As the US Shuttle fleet was approaching the end of its operating life, Orbital signed a $1.9 billion contract with NASA for eight Antares launches to resupply the International State Station with spare parts, water and food. Two more are slated for later this year.

“The basic idea isn't so hard to grasp – the NK-33-1 engines are very good … The marginal cost of improving them for the current launches is still lower than putting brand new engines on a rocket,” said Asif Siddiqi, a Fordham University history professor who has written several books about the Russian space program.

Siddiqi said that although the stock of NK-33-1 engines – a modification of the NK-33 – could run dry, other engines could take their place.

While no new engines have been built since the Soviet lunar program was canceled 40 years ago, Yelena Merkulova, the head spokesperson for the Kuznetsov company that originally built the engines, said that her company’s main current goal is to restart production of the NK-33.

“Given the fact that the engine repeatedly successfully flew in 2013, there has been interest in the NK-33 among European space agencies in addition to our existing customers,” Merkulova said.

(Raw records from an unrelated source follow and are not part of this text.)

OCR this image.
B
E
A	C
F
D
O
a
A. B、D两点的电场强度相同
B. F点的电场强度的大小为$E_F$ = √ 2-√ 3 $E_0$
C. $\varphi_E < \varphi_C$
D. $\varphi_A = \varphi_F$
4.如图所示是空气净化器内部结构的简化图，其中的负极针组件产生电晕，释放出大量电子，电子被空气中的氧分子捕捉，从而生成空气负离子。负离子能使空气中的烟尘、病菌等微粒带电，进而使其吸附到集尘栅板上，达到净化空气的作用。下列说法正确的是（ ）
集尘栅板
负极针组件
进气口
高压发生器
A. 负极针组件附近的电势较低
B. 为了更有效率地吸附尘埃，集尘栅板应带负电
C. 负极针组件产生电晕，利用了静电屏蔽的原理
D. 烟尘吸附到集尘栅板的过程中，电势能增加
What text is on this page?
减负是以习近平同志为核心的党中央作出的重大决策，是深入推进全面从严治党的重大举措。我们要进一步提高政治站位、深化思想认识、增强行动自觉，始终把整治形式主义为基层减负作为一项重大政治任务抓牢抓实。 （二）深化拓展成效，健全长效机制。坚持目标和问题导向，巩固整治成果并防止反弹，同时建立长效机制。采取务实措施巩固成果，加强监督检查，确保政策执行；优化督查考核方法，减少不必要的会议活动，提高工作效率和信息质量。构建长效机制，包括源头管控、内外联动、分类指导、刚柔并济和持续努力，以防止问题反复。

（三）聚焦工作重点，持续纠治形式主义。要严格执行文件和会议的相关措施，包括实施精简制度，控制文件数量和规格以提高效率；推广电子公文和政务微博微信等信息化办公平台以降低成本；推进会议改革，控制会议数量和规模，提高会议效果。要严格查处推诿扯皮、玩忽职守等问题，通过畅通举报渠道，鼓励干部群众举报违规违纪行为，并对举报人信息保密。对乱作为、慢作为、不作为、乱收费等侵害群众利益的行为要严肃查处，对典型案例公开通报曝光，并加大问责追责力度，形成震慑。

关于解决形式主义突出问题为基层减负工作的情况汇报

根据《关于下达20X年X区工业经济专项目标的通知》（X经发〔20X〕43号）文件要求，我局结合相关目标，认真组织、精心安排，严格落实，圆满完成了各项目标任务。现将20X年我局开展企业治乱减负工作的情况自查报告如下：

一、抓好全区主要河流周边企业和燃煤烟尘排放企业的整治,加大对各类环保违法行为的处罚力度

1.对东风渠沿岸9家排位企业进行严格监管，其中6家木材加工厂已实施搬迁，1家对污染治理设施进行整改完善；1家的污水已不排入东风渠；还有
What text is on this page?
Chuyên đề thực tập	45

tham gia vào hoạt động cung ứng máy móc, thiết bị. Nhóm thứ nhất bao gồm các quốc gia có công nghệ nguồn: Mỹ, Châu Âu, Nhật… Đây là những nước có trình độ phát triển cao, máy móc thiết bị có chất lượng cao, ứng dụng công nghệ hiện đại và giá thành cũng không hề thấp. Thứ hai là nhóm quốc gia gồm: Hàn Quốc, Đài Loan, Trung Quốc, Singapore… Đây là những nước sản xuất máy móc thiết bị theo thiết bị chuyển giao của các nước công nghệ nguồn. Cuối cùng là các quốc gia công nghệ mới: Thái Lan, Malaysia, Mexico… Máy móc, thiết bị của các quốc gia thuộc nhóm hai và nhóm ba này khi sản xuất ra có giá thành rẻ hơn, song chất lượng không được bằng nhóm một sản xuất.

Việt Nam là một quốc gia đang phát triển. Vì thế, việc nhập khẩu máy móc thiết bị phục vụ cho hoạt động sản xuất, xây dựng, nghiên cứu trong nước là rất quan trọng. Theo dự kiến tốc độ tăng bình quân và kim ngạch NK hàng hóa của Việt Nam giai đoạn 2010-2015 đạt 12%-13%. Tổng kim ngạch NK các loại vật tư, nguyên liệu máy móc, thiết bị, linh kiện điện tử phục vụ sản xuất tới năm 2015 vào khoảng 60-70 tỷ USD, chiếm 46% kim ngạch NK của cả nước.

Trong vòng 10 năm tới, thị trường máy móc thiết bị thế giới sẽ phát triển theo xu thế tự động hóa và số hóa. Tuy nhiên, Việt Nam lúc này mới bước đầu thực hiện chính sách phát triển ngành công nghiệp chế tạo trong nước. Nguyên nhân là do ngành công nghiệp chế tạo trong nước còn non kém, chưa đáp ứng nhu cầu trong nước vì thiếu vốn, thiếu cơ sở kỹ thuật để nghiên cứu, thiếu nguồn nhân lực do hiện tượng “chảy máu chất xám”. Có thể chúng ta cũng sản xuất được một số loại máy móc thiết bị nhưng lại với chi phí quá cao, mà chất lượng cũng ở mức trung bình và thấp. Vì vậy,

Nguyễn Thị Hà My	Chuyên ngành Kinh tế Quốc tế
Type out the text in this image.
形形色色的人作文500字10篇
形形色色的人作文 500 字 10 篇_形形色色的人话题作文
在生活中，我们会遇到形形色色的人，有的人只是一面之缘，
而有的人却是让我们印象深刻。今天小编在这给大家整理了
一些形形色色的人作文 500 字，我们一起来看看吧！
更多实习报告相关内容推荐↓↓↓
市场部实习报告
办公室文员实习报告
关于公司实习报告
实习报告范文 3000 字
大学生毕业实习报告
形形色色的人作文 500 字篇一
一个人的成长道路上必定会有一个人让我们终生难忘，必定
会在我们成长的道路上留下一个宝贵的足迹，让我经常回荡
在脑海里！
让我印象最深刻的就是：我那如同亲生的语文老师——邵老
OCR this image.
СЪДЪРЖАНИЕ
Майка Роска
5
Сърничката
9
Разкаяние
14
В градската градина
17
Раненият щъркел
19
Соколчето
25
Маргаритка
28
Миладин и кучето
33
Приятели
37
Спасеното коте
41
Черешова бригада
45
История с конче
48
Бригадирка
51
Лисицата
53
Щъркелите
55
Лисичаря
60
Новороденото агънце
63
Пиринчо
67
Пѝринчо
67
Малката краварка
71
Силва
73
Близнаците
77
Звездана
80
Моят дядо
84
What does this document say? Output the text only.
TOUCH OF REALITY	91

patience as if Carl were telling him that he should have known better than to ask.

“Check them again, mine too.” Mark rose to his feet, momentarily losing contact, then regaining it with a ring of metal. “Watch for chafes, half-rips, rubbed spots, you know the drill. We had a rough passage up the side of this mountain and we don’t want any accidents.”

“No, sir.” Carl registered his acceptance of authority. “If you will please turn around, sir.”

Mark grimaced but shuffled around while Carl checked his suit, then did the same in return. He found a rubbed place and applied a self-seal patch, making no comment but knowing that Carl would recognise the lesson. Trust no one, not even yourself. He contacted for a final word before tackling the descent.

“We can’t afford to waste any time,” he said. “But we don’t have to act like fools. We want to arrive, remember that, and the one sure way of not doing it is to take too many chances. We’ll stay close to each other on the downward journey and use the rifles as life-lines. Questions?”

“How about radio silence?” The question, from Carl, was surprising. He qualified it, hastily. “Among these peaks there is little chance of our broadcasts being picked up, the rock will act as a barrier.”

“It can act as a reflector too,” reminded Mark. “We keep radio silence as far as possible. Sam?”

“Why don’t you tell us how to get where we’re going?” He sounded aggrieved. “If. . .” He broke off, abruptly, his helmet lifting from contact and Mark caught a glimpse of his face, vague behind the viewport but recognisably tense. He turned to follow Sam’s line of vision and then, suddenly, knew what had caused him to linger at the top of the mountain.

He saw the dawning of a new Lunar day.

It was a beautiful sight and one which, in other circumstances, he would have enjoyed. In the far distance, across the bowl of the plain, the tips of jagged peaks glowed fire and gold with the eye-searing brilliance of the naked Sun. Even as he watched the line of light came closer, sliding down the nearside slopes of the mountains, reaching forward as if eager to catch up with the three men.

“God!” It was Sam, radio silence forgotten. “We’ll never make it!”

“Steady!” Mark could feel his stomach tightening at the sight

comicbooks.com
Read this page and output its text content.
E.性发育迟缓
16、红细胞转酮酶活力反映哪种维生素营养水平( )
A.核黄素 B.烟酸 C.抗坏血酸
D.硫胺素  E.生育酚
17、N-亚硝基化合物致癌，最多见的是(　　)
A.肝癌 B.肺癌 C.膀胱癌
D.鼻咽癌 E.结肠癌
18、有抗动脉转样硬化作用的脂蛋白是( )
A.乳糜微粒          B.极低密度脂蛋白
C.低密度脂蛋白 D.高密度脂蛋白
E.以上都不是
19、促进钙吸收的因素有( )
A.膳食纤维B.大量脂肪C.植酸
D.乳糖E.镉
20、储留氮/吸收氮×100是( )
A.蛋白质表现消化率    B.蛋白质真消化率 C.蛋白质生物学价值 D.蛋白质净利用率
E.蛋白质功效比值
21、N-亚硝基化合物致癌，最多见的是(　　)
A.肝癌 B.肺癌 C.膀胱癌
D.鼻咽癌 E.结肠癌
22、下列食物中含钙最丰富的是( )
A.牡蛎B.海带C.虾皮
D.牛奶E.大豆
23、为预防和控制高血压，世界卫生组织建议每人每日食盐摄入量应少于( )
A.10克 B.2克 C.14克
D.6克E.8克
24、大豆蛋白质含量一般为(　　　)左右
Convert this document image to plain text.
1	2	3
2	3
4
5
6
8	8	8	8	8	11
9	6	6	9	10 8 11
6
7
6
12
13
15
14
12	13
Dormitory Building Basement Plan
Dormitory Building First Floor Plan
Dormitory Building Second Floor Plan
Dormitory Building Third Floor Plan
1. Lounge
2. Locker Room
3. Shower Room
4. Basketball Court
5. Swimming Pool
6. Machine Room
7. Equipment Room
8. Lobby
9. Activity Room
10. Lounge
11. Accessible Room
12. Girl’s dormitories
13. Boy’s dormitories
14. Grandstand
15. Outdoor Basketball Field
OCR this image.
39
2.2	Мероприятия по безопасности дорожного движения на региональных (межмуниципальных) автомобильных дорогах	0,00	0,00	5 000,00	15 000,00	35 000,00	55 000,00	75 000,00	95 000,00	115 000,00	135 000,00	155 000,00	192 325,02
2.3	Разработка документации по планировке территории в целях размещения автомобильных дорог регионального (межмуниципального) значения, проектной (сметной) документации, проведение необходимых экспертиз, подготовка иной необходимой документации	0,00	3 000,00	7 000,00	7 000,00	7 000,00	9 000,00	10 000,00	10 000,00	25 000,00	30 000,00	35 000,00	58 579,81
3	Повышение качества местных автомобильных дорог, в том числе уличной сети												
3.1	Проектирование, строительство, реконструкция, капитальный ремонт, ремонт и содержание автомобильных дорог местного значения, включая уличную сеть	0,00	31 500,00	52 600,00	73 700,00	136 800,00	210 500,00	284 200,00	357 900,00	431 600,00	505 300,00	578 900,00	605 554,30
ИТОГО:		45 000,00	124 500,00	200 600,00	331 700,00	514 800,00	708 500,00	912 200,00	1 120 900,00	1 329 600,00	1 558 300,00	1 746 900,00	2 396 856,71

The reliance of the US space program on Soviet-developed hardware is a reflection of a move in the aerospace industry following the end of the Cold War to source parts and expertise from around the world.

“The launcher market is, in fact, far more globalized than generally assumed, particularly if you also look at the component level. With the increased commoditization of space, I assume that the globalization trend will continue to some extent,” said Peter Hulsroj, director of the Vienna-based European Space Policy Institute.

Staged combustion technology was later incorporated into other Russian rocket engines, including the RD-180 developed in the 1990s for the Atlas III and V rockets, which were built by Lockheed Martin and have launched a number of US government reconnaissance satellites.

Technical cooperation still remains hostage to politics, however. Russian media speculated this summer, amid frayed ties between Russia and the United States, that Moscow could consider banning the sale of RD-180 rocket engines to the United States, a move that would throw the future of the Atlas program into doubt.

“Like any other area of international cooperation, there are risks of losing control of the technology and permitting advances by competitors, be they states or commercial rivals. The benefits devolve from mutual exchanges, learning from others’ experience and in sharing costs,” Said Mosteshar, director of the London Institute of Space Policy and Law, told RIA Novosti.